Zakupy z mamą są zawsze udane;)!. Udało się kupić dla mnie sukienkę letnią i tunikę. Właściwie dla Nas jak to mama określiła-bo miejsce z przodu zajmuje teraz Zuzka. Jak narazie nie przybrałam niesamowicie dużo około 6kg. Nie stosuję żadnej diety, nie mam napadów obżarstwa, jem to na co mam ochotę, to co podpowiada mi organizm. Staram się jeść zdrowo, co nie znaczy, że tylko takie produkty spożywam. Pozwalam sobie na różna rzeczy;).
Odnosząc się do tytułu postu postanowiłam tym razem spróbować zrobić muffinki. Nigdy nie robiłam ich sama, często zbierałam się do ich zrobienia, no ale zawsze było coś praca, zmęczenie, inne obowiązki. Uznałam, że czas to zmienić. Dzisiejsze popołudnie było doskonałą okazją z racji tego, że Pan mąż pojechał z kolegami na paintball, pies dał mi trochę spokoju i zajął się sobą, aż w końcu zasnął.

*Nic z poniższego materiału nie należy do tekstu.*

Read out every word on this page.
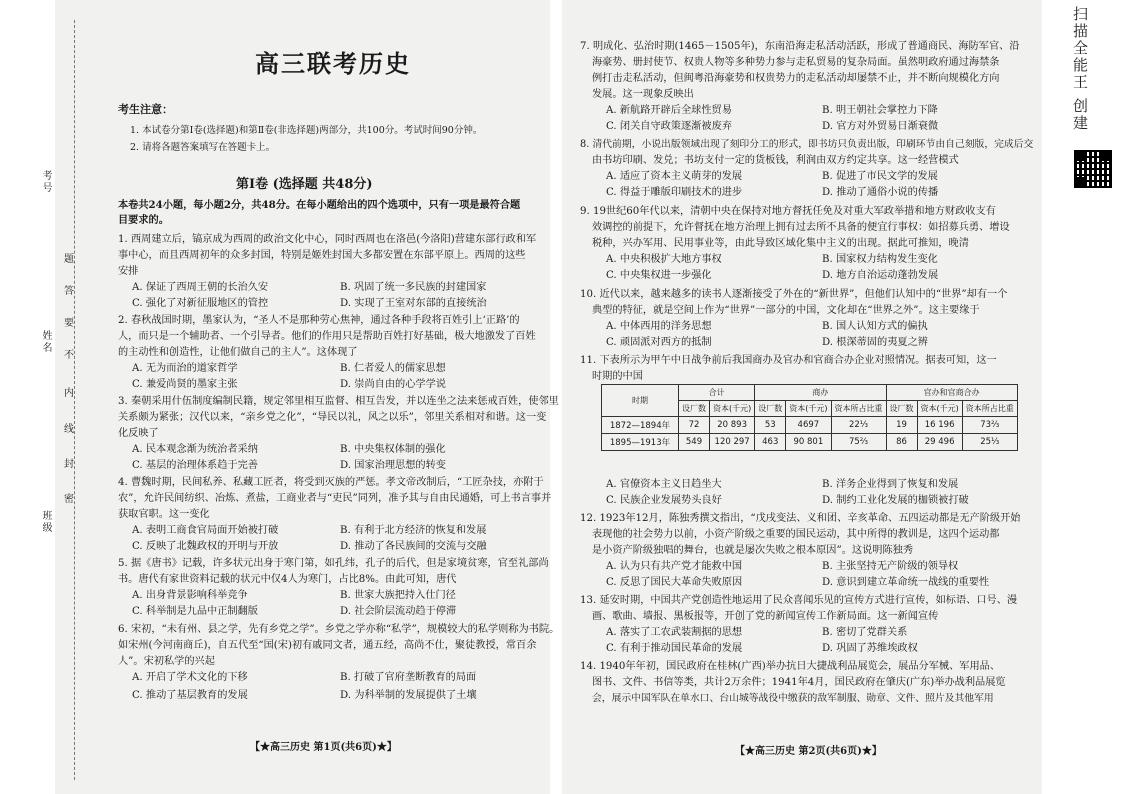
考号
姓名
班级
题
答
要
不
内
线
封
密
高三联考历史
考生注意：
1. 本试卷分第Ⅰ卷(选择题)和第Ⅱ卷(非选择题)两部分，共100分。考试时间90分钟。
2. 请将各题答案填写在答题卡上。
第Ⅰ卷 (选择题 共48分)
本卷共24小题，每小题2分，共48分。在每小题给出的四个选项中，只有一项是最符合题
目要求的。
1. 西周建立后，镐京成为西周的政治文化中心，同时西周也在洛邑(今洛阳)营建东部行政和军
事中心，而且西周初年的众多封国，特别是姬姓封国大多都安置在东部平原上。西周的这些
安排
A. 保证了西周王朝的长治久安	B. 巩固了统一多民族的封建国家
C. 强化了对新征服地区的管控	D. 实现了王室对东部的直接统治
2. 春秋战国时期，墨家认为，“圣人不是那种劳心焦神，通过各种手段将百姓引上‘正路’的
人，而只是一个辅助者、一个引导者。他们的作用只是帮助百姓打好基础，极大地激发了百姓
的主动性和创造性，让他们做自己的主人”。这体现了
A. 无为而治的道家哲学	B. 仁者爱人的儒家思想
C. 兼爱尚贤的墨家主张	D. 崇尚自由的心学学说
3. 秦朝采用什伍制度编制民籍，规定邻里相互监督、相互告发，并以连坐之法来惩戒百姓，使邻里
关系颇为紧张；汉代以来，“亲乡党之化”，“导民以礼，风之以乐”，邻里关系相对和谐。这一变
化反映了
A. 民本观念渐为统治者采纳	B. 中央集权体制的强化
C. 基层的治理体系趋于完善	D. 国家治理思想的转变
4. 曹魏时期，民间私养、私藏工匠者，将受到灭族的严惩。孝文帝改制后，“工匠杂技，亦附于
农”，允许民间纺织、冶炼、煮盐，工商业者与“吏民”同列，准予其与自由民通婚，可上书言事并
获取官职。这一变化
A. 表明工商食官局面开始被打破	B. 有利于北方经济的恢复和发展
C. 反映了北魏政权的开明与开放	D. 推动了各民族间的交流与交融
5. 据《唐书》记载，许多状元出身于寒门第，如孔纬，孔子的后代，但是家境贫寒，官至礼部尚
书。唐代有家世资料记载的状元中仅4人为寒门，占比8%。由此可知，唐代
A. 出身背景影响科举竞争	B. 世家大族把持入仕门径
C. 科举制是九品中正制翻版	D. 社会阶层流动趋于停滞
6. 宋初，“未有州、县之学，先有乡党之学”。乡党之学亦称“私学”，规模较大的私学则称为书院。
如宋州(今河南商丘)，自五代至“国(宋)初有戚同文者，通五经，高尚不仕，聚徒教授，常百余
人”。宋初私学的兴起
A. 开启了学术文化的下移	B. 打破了官府垄断教育的局面
C. 推动了基层教育的发展	D. 为科举制的发展提供了土壤
【★高三历史 第1页(共6页)★】
7. 明成化、弘治时期(1465－1505年)，东南沿海走私活动活跃，形成了普通商民、海防军官、沿
海豪势、册封使节、权贵人物等多种势力参与走私贸易的复杂局面。虽然明政府通过海禁条
例打击走私活动，但闽粤沿海豪势和权贵势力的走私活动却屡禁不止，并不断向规模化方向
发展。这一现象反映出
A. 新航路开辟后全球性贸易	B. 明王朝社会掌控力下降
C. 闭关自守政策逐渐被废弃	D. 官方对外贸易日渐衰微
8. 清代前期，小说出版领域出现了刻印分工的形式，即书坊只负责出版，印刷环节由自己刻版，完成后交
由书坊印刷、发兑；书坊支付一定的货板钱，利润由双方约定共享。这一经营模式
A. 适应了资本主义萌芽的发展	B. 促进了市民文学的发展
C. 得益于雕版印刷技术的进步	D. 推动了通俗小说的传播
9. 19世纪60年代以来，清朝中央在保持对地方督抚任免及对重大军政举措和地方财政收支有
效调控的前提下，允许督抚在地方治理上拥有过去所不具备的便宜行事权：如招募兵勇、增设
税种，兴办军用、民用事业等，由此导致区域化集中主义的出现。据此可推知，晚清
A. 中央积极扩大地方事权	B. 国家权力结构发生变化
C. 中央集权进一步强化	D. 地方自治运动蓬勃发展
10. 近代以来，越来越多的读书人逐渐接受了外在的“新世界”，但他们认知中的“世界”却有一个
典型的特征，就是空间上作为“世界”一部分的中国，文化却在“世界之外”。这主要缘于
A. 中体西用的洋务思想	B. 国人认知方式的偏执
C. 顽固派对西方的抵制	D. 根深蒂固的夷夏之辨
11. 下表所示为甲午中日战争前后我国商办及官办和官商合办企业对照情况。据表可知，这一
时期的中国
时期	合计		商办			官办和官商合办		
	设厂数	资本(千元)	设厂数	资本(千元)	资本所占比重	设厂数	资本(千元)	资本所占比重
1872—1894年	72	20 893	53	4697	22⅓	19	16 196	73⅔
1895—1913年	549	120 297	463	90 801	75⅔	86	29 496	25⅓
A. 官僚资本主义日趋坐大	B. 洋务企业得到了恢复和发展
C. 民族企业发展势头良好	D. 制约工业化发展的枷锁被打破
12. 1923年12月，陈独秀撰文指出，“戊戌变法、义和团、辛亥革命、五四运动都是无产阶级开始
表现他的社会势力以前，小资产阶级之重要的国民运动，其中所得的教训是，这四个运动都
是小资产阶级独唱的舞台，也就是屡次失败之根本原因”。这说明陈独秀
A. 认为只有共产党才能救中国	B. 主张坚持无产阶级的领导权
C. 反思了国民大革命失败原因	D. 意识到建立革命统一战线的重要性
13. 延安时期，中国共产党创造性地运用了民众喜闻乐见的宣传方式进行宣传，如标语、口号、漫
画、歌曲、墙报、黑板报等，开创了党的新闻宣传工作新局面。这一新闻宣传
A. 落实了工农武装割据的思想	B. 密切了党群关系
C. 有利于推动国民革命的发展	D. 巩固了苏维埃政权
14. 1940年年初，国民政府在桂林(广西)举办抗日大捷战利品展览会，展品分军械、军用品、
图书、文件、书信等类，共计2万余件；1941年4月，国民政府在肇庆(广东)举办战利品展览
会，展示中国军队在单水口、台山城等战役中缴获的敌军制服、勋章、文件、照片及其他军用
【★高三历史 第2页(共6页)★】
扫描全能王 创建
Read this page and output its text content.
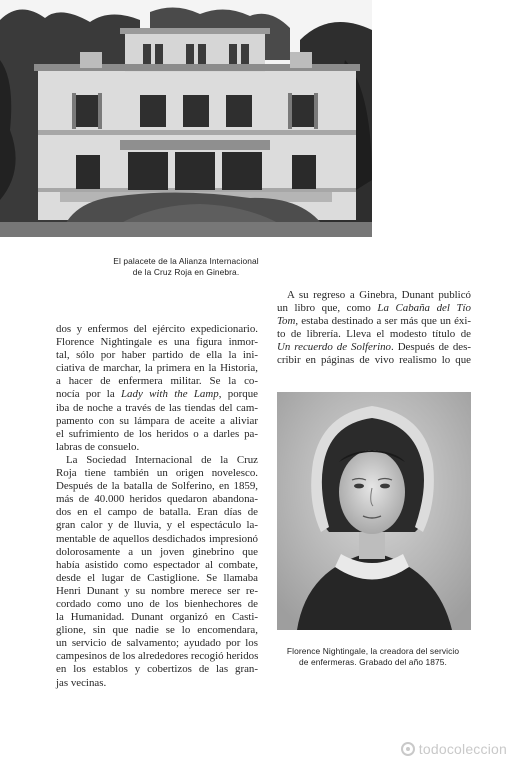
El palacete de la Alianza Internacional
de la Cruz Roja en Ginebra.
A su regreso a Ginebra, Dunant publicó
un libro que, como La Cabaña del Tío
Tom, estaba destinado a ser más que un éxi-
to de librería. Lleva el modesto título de
Un recuerdo de Solferino. Después de des-
cribir en páginas de vivo realismo lo que
dos y enfermos del ejército expedicionario.
Florence Nightingale es una figura inmor-
tal, sólo por haber partido de ella la ini-
ciativa de marchar, la primera en la Historia,
a hacer de enfermera militar. Se la co-
nocía por la Lady with the Lamp, porque
iba de noche a través de las tiendas del cam-
pamento con su lámpara de aceite a aliviar
el sufrimiento de los heridos o a darles pa-
labras de consuelo.
La Sociedad Internacional de la Cruz
Roja tiene también un origen novelesco.
Después de la batalla de Solferino, en 1859,
más de 40.000 heridos quedaron abandona-
dos en el campo de batalla. Eran días de
gran calor y de lluvia, y el espectáculo la-
mentable de aquellos desdichados impresionó
dolorosamente a un joven ginebrino que
había asistido como espectador al combate,
desde el lugar de Castiglione. Se llamaba
Henri Dunant y su nombre merece ser re-
cordado como uno de los bienhechores de
la Humanidad. Dunant organizó en Casti-
glione, sin que nadie se lo encomendara,
un servicio de salvamento; ayudado por los
campesinos de los alrededores recogió heridos
en los establos y cobertizos de las gran-
jas vecinas.
Florence Nightingale, la creadora del servicio
de enfermeras. Grabado del año 1875.
todocoleccion
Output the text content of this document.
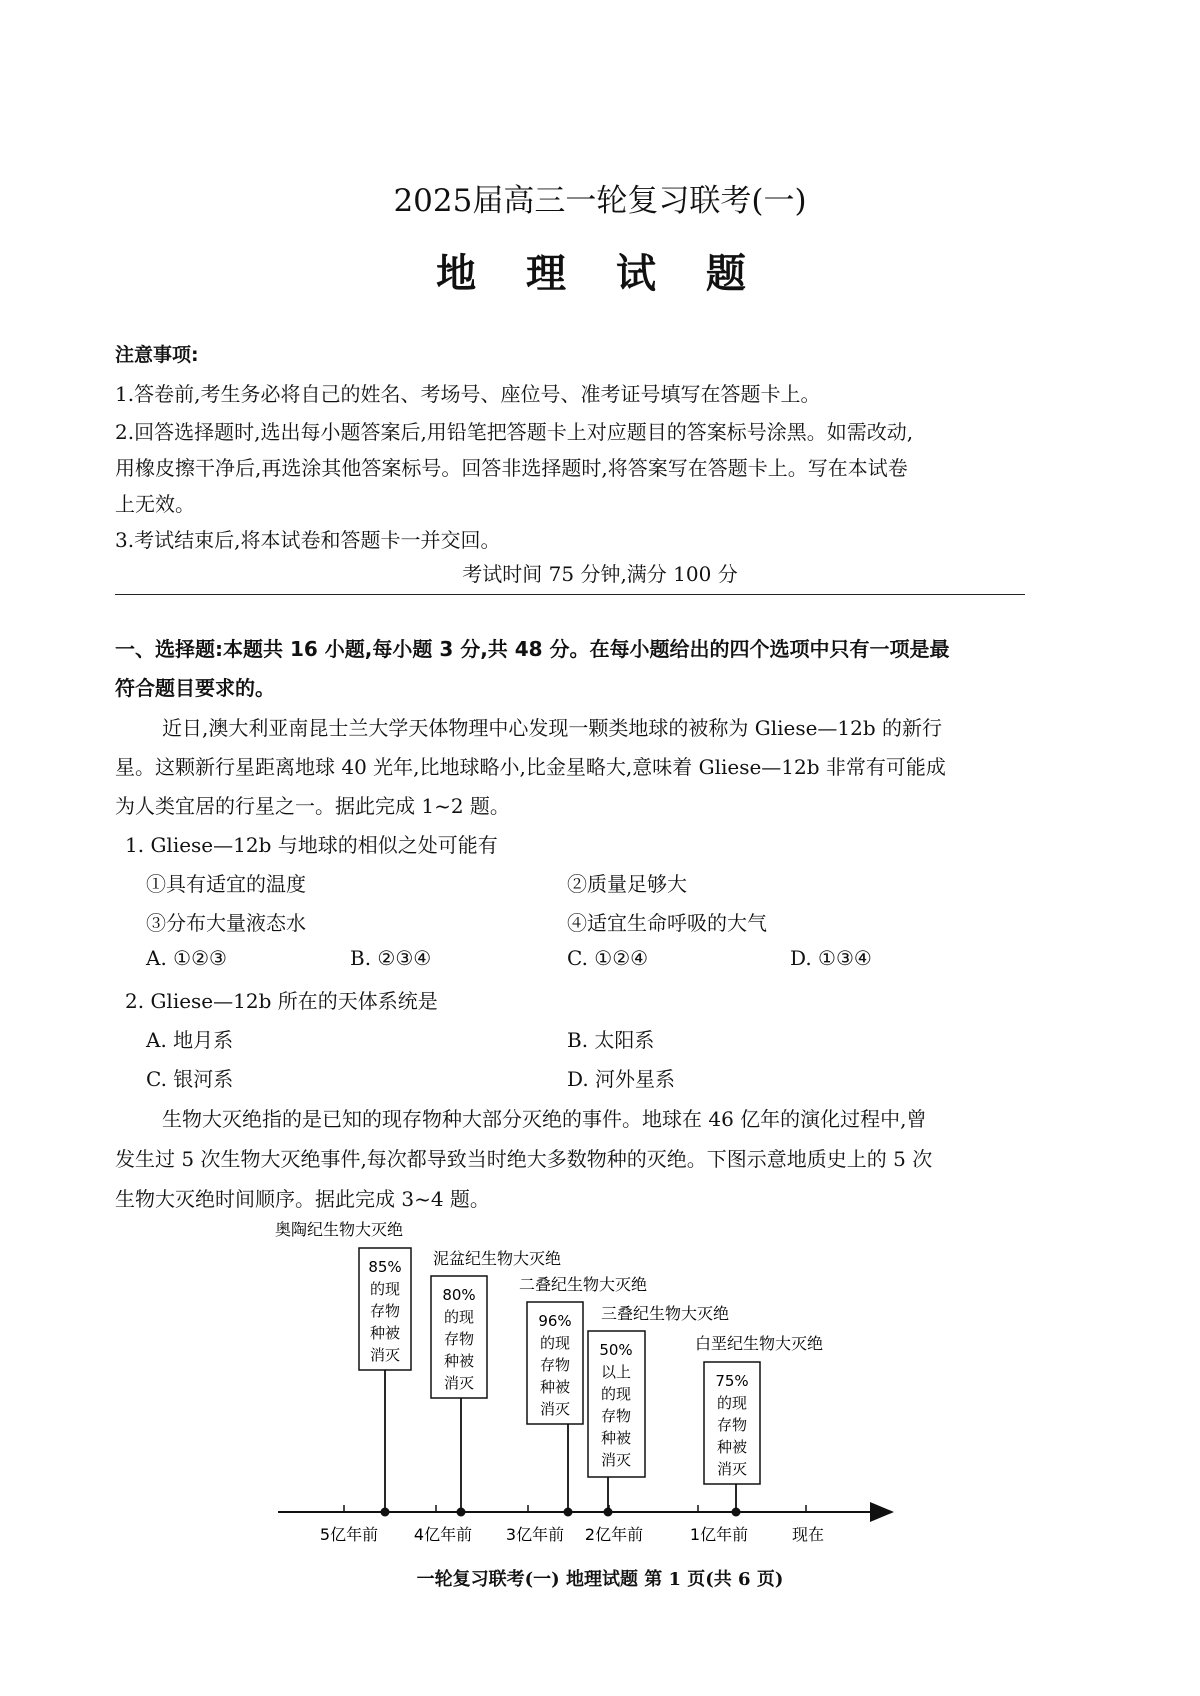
2025届高三一轮复习联考(一)
地 理 试 题
注意事项:
1.答卷前,考生务必将自己的姓名、考场号、座位号、准考证号填写在答题卡上。
2.回答选择题时,选出每小题答案后,用铅笔把答题卡上对应题目的答案标号涂黑。如需改动,
用橡皮擦干净后,再选涂其他答案标号。回答非选择题时,将答案写在答题卡上。写在本试卷
上无效。
3.考试结束后,将本试卷和答题卡一并交回。
考试时间 75 分钟,满分 100 分
一、选择题:本题共 16 小题,每小题 3 分,共 48 分。在每小题给出的四个选项中只有一项是最
符合题目要求的。
近日,澳大利亚南昆士兰大学天体物理中心发现一颗类地球的被称为 Gliese—12b 的新行
星。这颗新行星距离地球 40 光年,比地球略小,比金星略大,意味着 Gliese—12b 非常有可能成
为人类宜居的行星之一。据此完成 1~2 题。
1. Gliese—12b 与地球的相似之处可能有
①具有适宜的温度	②质量足够大
③分布大量液态水	④适宜生命呼吸的大气
A. ①②③	B. ②③④	C. ①②④	D. ①③④
2. Gliese—12b 所在的天体系统是
A. 地月系	B. 太阳系
C. 银河系	D. 河外星系
生物大灭绝指的是已知的现存物种大部分灭绝的事件。地球在 46 亿年的演化过程中,曾
发生过 5 次生物大灭绝事件,每次都导致当时绝大多数物种的灭绝。下图示意地质史上的 5 次
生物大灭绝时间顺序。据此完成 3~4 题。
5亿年前 4亿年前 3亿年前 2亿年前	1亿年前	现在
奥陶纪生物大灭绝
85%
的现
存物
种被
消灭
泥盆纪生物大灭绝
80%
的现
存物
种被
消灭
二叠纪生物大灭绝
96%
的现
存物
种被
消灭
三叠纪生物大灭绝
50%
以上
的现
存物
种被
消灭
白垩纪生物大灭绝
75%
的现
存物
种被
消灭
一轮复习联考(一) 地理试题 第 1 页(共 6 页)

Z pieczeniem jest u mnie jak z rysowaniem, odstresowuje mnie, relaksuje, pozwala przenieść się do innego świata. Oddaje temu zawsze swoje serce. Taka moja mała pasja, która kiedy wychodzi sprawia ogromną satysfakcję i chęć podzielenia się z innymi.
Moje muffinki z kawałkami czekolady zrobiłam z przepisu Nigelli Lawson.
Oto niezbędne składniki:
- 1 i 3/4 szklanki mąki pszennej
- 2 łyżeczki proszku do pieczenia
- 1/2 łyżeczki sody
- 2 łyżki kakao
- 3/4 szklanki cukru pudru (dałam 1/2 szklanki)
- kilka kostek czekolady (dałem posiekaną czekoladę gorzką z ponad 60%zawartością kakao, bo mleczna średnio mi smakuję i jest trochę bezwartościowa moim zdaniem, troszkę białej z orzechami)
- 1 szklanka mleka
- 1/2 szklanki oleju
- 1 jajko
- 1 łyżeczka ekstraktu waniliowego (ja dałam 1 łyżeczkę cukru waniliowego)
Mąkę przesiać z proszkiem do pieczenia i sodą do dużej miski, dodać kakao, cukier puder razem wymieszać.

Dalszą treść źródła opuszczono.